After checking in, a porter will take your luggage and escort you to the first of two elevators. Reaching the ninth floor takes you to a second floor which takes you up another floor to gain key card access to the Turret Penthouses private entrance.

I stayed in the west wing. If that wasn’t enough to give me some serious Beauty and the Beast vibes, the covered patio leading to the suite is something straight out of a fairy tale, complete with faux wisteria and plenty of seating (often for gatherings like weddings or shower).


Once inside, you’re met with a serious “Sleep No More” vibe – dark colors that exude early 20th-century decadence.
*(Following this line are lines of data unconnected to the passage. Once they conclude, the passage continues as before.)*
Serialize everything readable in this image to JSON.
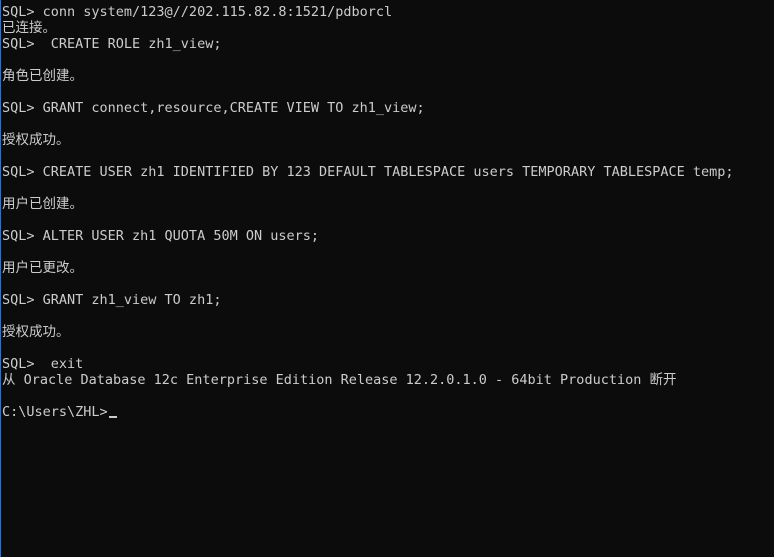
{
  "console": {
    "lines": [
      "SQL> conn system/123@//202.115.82.8:1521/pdborcl",
      "已连接。",
      "SQL>  CREATE ROLE zh1_view;",
      "",
      "角色已创建。",
      "",
      "SQL> GRANT connect,resource,CREATE VIEW TO zh1_view;",
      "",
      "授权成功。",
      "",
      "SQL> CREATE USER zh1 IDENTIFIED BY 123 DEFAULT TABLESPACE users TEMPORARY TABLESPACE temp;",
      "",
      "用户已创建。",
      "",
      "SQL> ALTER USER zh1 QUOTA 50M ON users;",
      "",
      "用户已更改。",
      "",
      "SQL> GRANT zh1_view TO zh1;",
      "",
      "授权成功。",
      "",
      "SQL>  exit",
      "从 Oracle Database 12c Enterprise Edition Release 12.2.0.1.0 - 64bit Production 断开",
      "",
      "C:\\Users\\ZHL>"
    ]
  }
}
Everything has a slight allure, from the mismatched carpets and furniture to the crisp white bathroom and a half, found on the first floor in stark contrast to the rest of the dimly lit space.


If a patio isn’t enough, you can escape through a side door onto an outdoor patio that offers city views and plenty of seating in case you and a few friends want to raid the suite’s well-stocked minibar. There’s also room service with some fantastic small plate options for entertaining.


The two tower suites share the outdoor area. So when both rooms are occupied, a large wall of artificial flowers is added to divide it down the middle and provide some privacy. The space can also be opened up for weddings and other events if the hosts book both suites.


The loft area on the second floor of the suite will also inspire you. In addition to a huge (and super comfy) king-size bed, there’s a large TV, free-standing bath (yes, me did bubble bath) and the actual tower, which has one of the grandest and most sparkling chandeliers I have ever seen.


Though the actual building was built in the 1800s and is furnished to look like something from the 1920s or ’30s, there are plenty of modern luxury touches.

I loved the heated floors in the bathroom. While the technology was seamlessly integrated into the aesthetic, some of it proved a little too much for me. The electric blinds were difficult to control at first; some light switches didn’t seem to control anything at all; the downstairs TV’s Chromecast failed to connect; and at some point the speakers in the room started playing music which took me 10 minutes to turn off.


However, the sheer exaggeration of the space, the efficiency of the staff, the deliciousness of the room service items I ordered, and the stunning patio areas made me feel like an absolute princess. I also slept like a log and had one of the best bubble baths ever the next morning. (I was even able to secure a late checkout at 1pm.)

What does that mean for my travel behavior?


Having stayed in one of the Turret Penthouses, I’ll admit I’ll have trouble returning to the less ostentatious hotel rooms my budget will allow.

Unfortunately this suite at The Beekman is not points bookable, however other rooms and suites are available. In a December spot check, we saw standard king and queen rooms for 29,000 points, a standard one-bedroom suite for 44,000 points, and a premium one-bedroom corner suite for 58,000 points. Top-tier World of Hyatt Elite members, Globalists, are eligible for standard suite upgrades, based on availability.

As much as I hate to admit it, I may have been drawn to the dark side and will probably start contemplating another swanky sojourn whose location has yet to be determined.